We also made improvements to the NGINX site in terms of how the actual construction of the page happened. For example, ensuring that things like render-blocking Javascript, which delays loading any part of the page until the entire page is loaded, is turned off.

We had certain objectives that we needed to achieve in terms of the Google page speed insights score of above 80. They needed a complete page load in less than five seconds, and a time to first byte of under half a second.

We worked with NGINX’s hosting provider to determine how to better optimize the site and get even faster speeds out of it.

The scope and complexity of these efforts made the website rewrite a little bit more like a software development project than a simple website. Several pieces of code within the site were managed in a revision control that had a deployment process that involved third party tools like Codeship.

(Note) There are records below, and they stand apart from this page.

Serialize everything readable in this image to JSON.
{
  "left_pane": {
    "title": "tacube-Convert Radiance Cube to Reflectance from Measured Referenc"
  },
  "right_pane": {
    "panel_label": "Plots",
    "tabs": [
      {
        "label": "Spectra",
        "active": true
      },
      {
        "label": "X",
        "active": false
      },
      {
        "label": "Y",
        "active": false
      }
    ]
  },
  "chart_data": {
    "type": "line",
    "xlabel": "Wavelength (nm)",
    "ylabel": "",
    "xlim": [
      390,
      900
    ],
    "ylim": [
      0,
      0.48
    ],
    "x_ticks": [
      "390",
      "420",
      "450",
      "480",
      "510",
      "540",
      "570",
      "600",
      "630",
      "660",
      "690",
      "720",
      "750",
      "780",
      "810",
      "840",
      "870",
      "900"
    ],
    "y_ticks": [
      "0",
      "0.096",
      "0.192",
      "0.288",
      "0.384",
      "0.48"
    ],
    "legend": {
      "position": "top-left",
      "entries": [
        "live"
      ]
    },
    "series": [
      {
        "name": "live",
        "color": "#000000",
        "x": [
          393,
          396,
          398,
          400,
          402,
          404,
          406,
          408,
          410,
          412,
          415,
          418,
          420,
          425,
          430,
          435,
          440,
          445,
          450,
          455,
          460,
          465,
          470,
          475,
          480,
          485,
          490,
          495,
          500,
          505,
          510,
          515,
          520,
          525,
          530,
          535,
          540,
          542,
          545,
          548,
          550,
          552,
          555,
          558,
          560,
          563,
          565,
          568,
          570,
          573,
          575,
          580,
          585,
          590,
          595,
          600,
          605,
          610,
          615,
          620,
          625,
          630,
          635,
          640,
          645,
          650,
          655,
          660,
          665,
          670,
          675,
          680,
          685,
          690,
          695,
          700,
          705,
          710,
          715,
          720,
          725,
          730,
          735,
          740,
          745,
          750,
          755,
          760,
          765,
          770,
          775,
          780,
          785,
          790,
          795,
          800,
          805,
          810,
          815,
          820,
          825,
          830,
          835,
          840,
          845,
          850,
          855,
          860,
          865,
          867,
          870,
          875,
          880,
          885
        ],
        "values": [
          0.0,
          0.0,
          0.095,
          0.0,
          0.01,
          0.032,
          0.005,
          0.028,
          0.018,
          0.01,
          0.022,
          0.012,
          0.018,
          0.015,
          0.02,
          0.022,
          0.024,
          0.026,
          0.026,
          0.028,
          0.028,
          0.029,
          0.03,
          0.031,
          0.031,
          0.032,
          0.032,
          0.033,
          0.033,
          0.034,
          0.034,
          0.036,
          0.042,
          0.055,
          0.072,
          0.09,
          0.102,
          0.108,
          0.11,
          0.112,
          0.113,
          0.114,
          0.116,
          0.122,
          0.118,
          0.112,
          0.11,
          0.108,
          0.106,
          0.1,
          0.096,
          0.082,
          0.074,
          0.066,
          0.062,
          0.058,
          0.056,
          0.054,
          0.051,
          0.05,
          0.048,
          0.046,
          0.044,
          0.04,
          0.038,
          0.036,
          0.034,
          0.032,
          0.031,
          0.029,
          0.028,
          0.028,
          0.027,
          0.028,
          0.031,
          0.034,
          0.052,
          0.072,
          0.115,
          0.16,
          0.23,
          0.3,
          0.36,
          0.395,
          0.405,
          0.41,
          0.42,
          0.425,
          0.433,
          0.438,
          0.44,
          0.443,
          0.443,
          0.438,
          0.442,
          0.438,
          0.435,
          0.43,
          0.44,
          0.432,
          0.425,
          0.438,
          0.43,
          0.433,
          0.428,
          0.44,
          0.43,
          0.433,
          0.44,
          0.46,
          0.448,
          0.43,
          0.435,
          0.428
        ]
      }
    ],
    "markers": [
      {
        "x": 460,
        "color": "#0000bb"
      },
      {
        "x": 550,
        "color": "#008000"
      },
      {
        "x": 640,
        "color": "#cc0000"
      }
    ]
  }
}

The other main objective really focused on the search engine optimization side. We absolutely had to maintain PageRank. While we at Launch Brigade have no direct control over what Google decides to do, we do have control over certain things. We can audit a site and find out where things are broken that we know Google would flag and weight negatively.

While the visual look remained that same, the changes we made in the backend greatly improved site performance.

For most projects, we prefer to build a new theme from scratch, starting with something pristine and building everything into it. It’s an additive approach.

For NGINX, we decided against that approach. The NGINX site had so many moving parts, it would have been too easy to miss something during the migration process.

Instead, we used a subtractive approach.

The CRM and marketing automation portions of the WordPress theme were very fragmented. In a small WordPress site, you might have four to six templates within the theme. NGINX had more on the order of over a hundred different template files, as well as partial templates. (When you need to re-use code, you put it in a partial which you then include it in the various templates.) This was in addition to the in-line styling we identified.

We went through all of the various styles that NGINX had and then put them into a unified CSS file. For this, we used one of our standard tools, Sass — Syntactically Awesome Stylesheets, a framework for managing the CSS. Because the site is so personalized on a per page basis, pages that used a specific template might have specific Sass settings for the page that uses that template.

The intent was to provide consistency throughout the site so that styling could be re-used.